Dalam Sidang ke-171 di Wina, Austria, Rabu (30/11) lalu, OPEC memutuskan untuk memangkas produksi minyak mentah sebesar 1,2 juta barel per hari (di luar kondensat). Menurut Sri Mulyani, keputusan tersebut memunculkan pertanyaan mengenai kecukupan total produksi minyak OPEC untuk memenuhi kebutuhan.
Namun demikian menurutnya, permintaan minyak mentah akan tergantung pada pemulihan ekonomi dunia, yang dipengaruhi Eropa dan Amerika Serikat (AS). Sementara ekonomi Eropa tahun depan dipengaruhi proses keluarnya Inggris dari Uni Eropa dan pemilihan Presiden di Prancis dan Jerman.
Sedangkan ekonomi AS tahun depan juga tergantung oleh kebijakan Presiden Donald Trump. Di sisi lain, produksi shale gas oleh AS yang dapat mensubtitusi minyak mentah yang juga akan mempengaruhi permintaan.

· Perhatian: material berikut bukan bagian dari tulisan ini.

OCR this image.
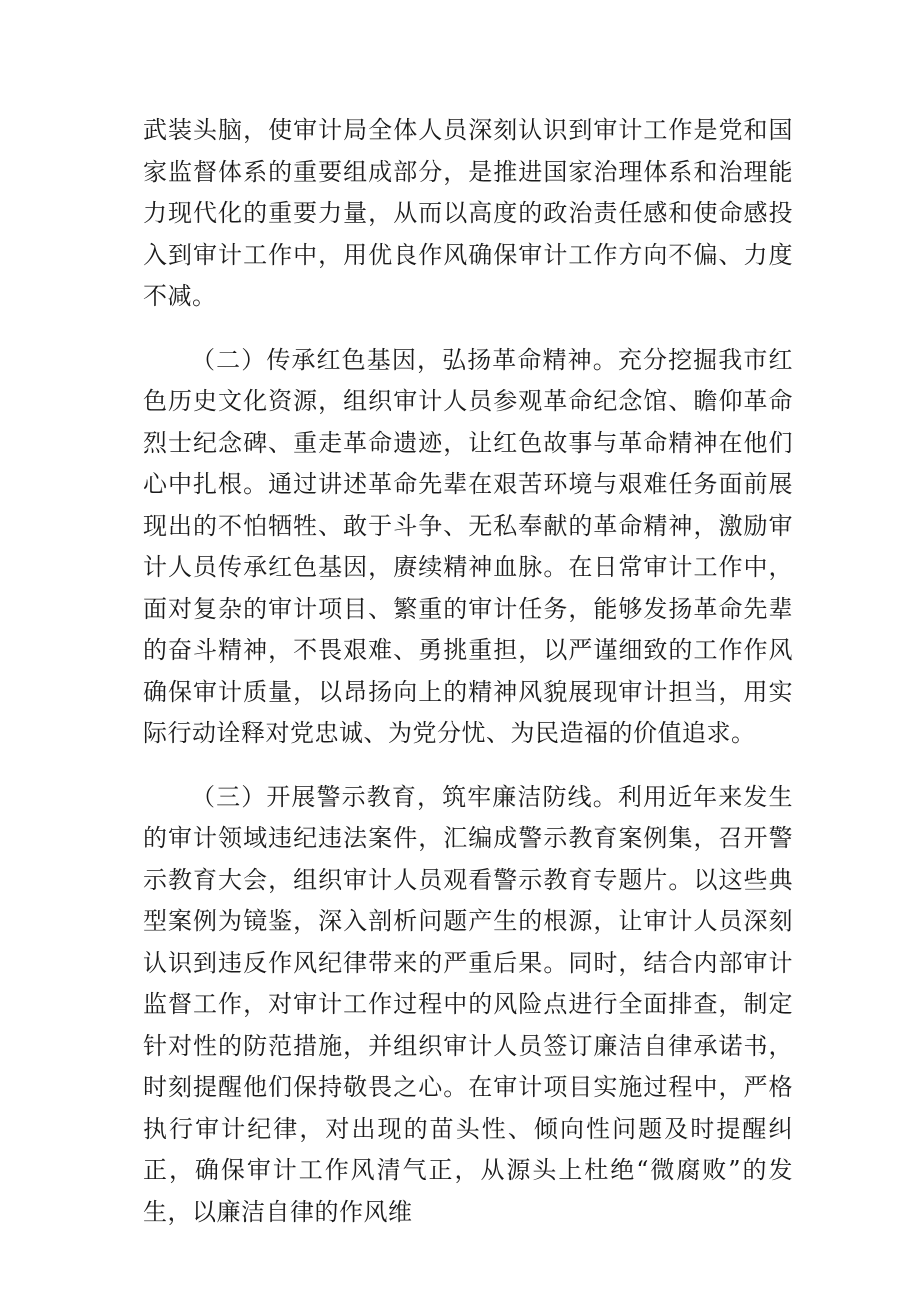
武装头脑，使审计局全体人员深刻认识到审计工作是党和国家监督体系的重要组成部分，是推进国家治理体系和治理能力现代化的重要力量，从而以高度的政治责任感和使命感投入到审计工作中，用优良作风确保审计工作方向不偏、力度不减。

（二）传承红色基因，弘扬革命精神。充分挖掘我市红色历史文化资源，组织审计人员参观革命纪念馆、瞻仰革命烈士纪念碑、重走革命遗迹，让红色故事与革命精神在他们心中扎根。通过讲述革命先辈在艰苦环境与艰难任务面前展现出的不怕牺牲、敢于斗争、无私奉献的革命精神，激励审计人员传承红色基因，赓续精神血脉。在日常审计工作中，面对复杂的审计项目、繁重的审计任务，能够发扬革命先辈的奋斗精神，不畏艰难、勇挑重担，以严谨细致的工作作风确保审计质量，以昂扬向上的精神风貌展现审计担当，用实际行动诠释对党忠诚、为党分忧、为民造福的价值追求。

（三）开展警示教育，筑牢廉洁防线。利用近年来发生的审计领域违纪违法案件，汇编成警示教育案例集，召开警示教育大会，组织审计人员观看警示教育专题片。以这些典型案例为镜鉴，深入剖析问题产生的根源，让审计人员深刻认识到违反作风纪律带来的严重后果。同时，结合内部审计监督工作，对审计工作过程中的风险点进行全面排查，制定针对性的防范措施，并组织审计人员签订廉洁自律承诺书，时刻提醒他们保持敬畏之心。在审计项目实施过程中，严格执行审计纪律，对出现的苗头性、倾向性问题及时提醒纠正，确保审计工作风清气正，从源头上杜绝“微腐败”的发生，以廉洁自律的作风维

"Secara total di 2017 saya rasa masih dianggap imbang dari sisi harga minyak sesuai asumsi kita di US$ 45 per barel (dalam APBN 2017)," kata Sri Mulyani usai acara Sarasehan 100 Ekonom di Fairmont Hotel, Selasa (6/12).
Lebih lanjut menurutnya, melihat perkembangan hingga saat ini, prospek permintaan terhadap minyak mentah tidak mengalami kenaikan. Dengan demikian, potensi kenaikan harga minyak mentah di tahun depan akan dilemahkan oleh permintaan yang juga masih melemah.
"Dengan demikian juga dia (harga minyak mentah) tidak bisa bertahan lama dalam posisi yang terlalu tinggi. Saya melihat bahwa itu kans-nya masih 50:50 dari sisi kenaikan harga minyak yang terlalu tinggi," tambahnya.